Ye Fan negó con la cabeza: —No importa. Hay muchas posibilidades de éxito. Si no funciona, usaré la Plataforma de Jade Misterioso para escapar al instante.

Pang Bo insistió en ir con él, pero Ye Fan se negó rotundamente.

Finalmente, avanzó solo, queriendo intentar recogerla. Si se retiraba así, sería una lástima demasiado grande.

Pang Bo, Tu Fei y el Gran Perro Negro observaban desde lejos, listos para ayudarlo en cualquier momento.

La energía del dragón rugía, como olas que golpeaban. Ye Fan ocultó su vitalidad, como un tronco seco, moviéndose lentamente, mientras protegía su cuerpo con el Caldero de la Madre de Todas las Cosas.

Un paso, dos pasos… El camino no era corto. Pasó mucho tiempo hasta que finalmente se acercó al Nido de los Diez Mil Dragones.

El nido del dragón era realmente enorme. Solo podía ver una pequeña parte a través de las cuevas, pero eso bastaba para dejarlo atónito.

Vio un ataúd antiguo flotando entre montones de Fuente Divina, lo que le causó una sensación de asfixia. Su carne y sus huesos parecían a punto de desgarrarse; era una presión aterradora y extrema.

Ese montón de fragmentos de Fuente Divina ocupaba dos o tres metros cúbicos, suficiente para cubrir el ataúd antiguo.

Al girarse un poco, vio un bloque de Fuente Divina de casi dos metros de largo, deslumbrante, que cegaba los ojos. Dentro, había un ser con forma humana sellado.

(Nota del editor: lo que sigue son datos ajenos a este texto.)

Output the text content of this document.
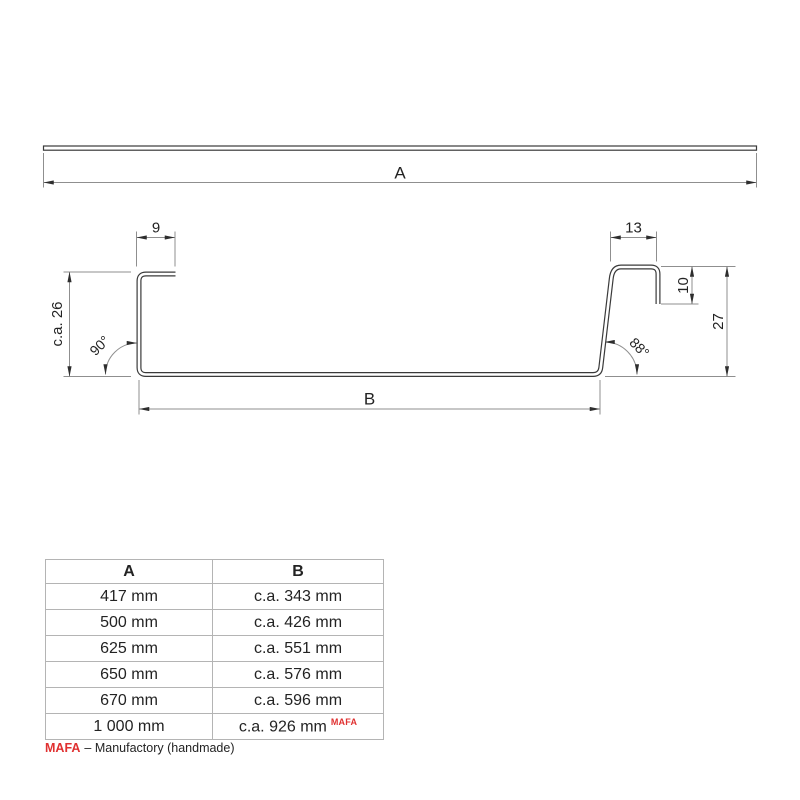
A
9	13
c.a. 26
10
27
B
90°	88°
A	B
417 mm	c.a. 343 mm
500 mm	c.a. 426 mm
625 mm	c.a. 551 mm
650 mm	c.a. 576 mm
670 mm	c.a. 596 mm
1 000 mm	c.a. 926 mm $^{MAFA}$
MAFA – Manufactory (handmade)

Definitivamente eran del clan real primordial.

El Nido de los Diez Mil Dragones era demasiado grande. Todo lo que veía estaba a varias millas de la entrada. Por suerte era así, o no habría podido avanzar ni un paso.

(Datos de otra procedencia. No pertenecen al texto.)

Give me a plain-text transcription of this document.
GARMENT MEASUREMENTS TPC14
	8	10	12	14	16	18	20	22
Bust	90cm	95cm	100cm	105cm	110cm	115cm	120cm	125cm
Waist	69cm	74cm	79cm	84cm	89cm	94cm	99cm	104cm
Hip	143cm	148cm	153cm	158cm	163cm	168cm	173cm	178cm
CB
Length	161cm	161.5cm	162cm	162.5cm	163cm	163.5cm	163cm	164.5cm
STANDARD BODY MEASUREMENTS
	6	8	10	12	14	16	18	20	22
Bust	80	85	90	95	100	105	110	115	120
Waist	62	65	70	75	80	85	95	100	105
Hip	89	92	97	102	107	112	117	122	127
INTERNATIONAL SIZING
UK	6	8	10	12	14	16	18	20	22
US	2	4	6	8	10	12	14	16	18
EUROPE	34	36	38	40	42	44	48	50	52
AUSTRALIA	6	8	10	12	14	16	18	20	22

Y todo eso era solo una parte de lo que veía. No sabía qué más había dentro del nido.

Finalmente, Ye Fan llegó a la salida del Nido de los Diez Mil Dragones, acercándose a la poción divina primordial.

Toda la energía de los diez mil dragones pasaba por allí. Era una reliquia sagrada nutrida por todo el nido.

De cerca, Ye Fan pudo ver claramente su forma. Era extremadamente maravillosa, claramente un objeto divino sin igual, de un valor incalculable.

La energía de los diez mil dragones la envolvía. La poción divina brillaba deslumbrantemente, toda de color dorado, de poco más de un pie de altura, con nueve hojas.

Cada hoja parecía una nube dorada, hermosa y deslumbrante, un tanto etérea.

En la punta de esta poción divina primordial, había una fruta dorada y brillante. Su forma era muy especial: un pequeño dragón dorado del tamaño de una palma, cristalino y vívido, como si tuviera vida.

Y en la boca del pequeño dragón dorado, sostenía una perla dorada, brillante, cristalina y resplandeciente.

Todo el Nido de los Diez Mil Dragones había nutrido solo esta reliquia sagrada. Su valor era inimaginable.

Una poción divina primordial. En el mundo, probablemente solo quedaba esta para ser recolectada.

Envuelta por la energía de los diez mil dragones, brillaba en dorado y cristalino. Su fragancia casi hizo que Ye Fan se embriagara allí mismo, sintiéndose como un inmortal flotante.

Incluso dudó si, al consumir esta poción, ascendería al cielo en pleno día.

Ye Fan no perdió tiempo y avanzó rápido para recogerla. De repente, su instinto espiritual primordial se estremeció, como si cayera al infierno. Sintió un peligro inmenso.

¿Debía seguir avanzando? En ese instante, como un relámpago, enfrentó una decisión difícil.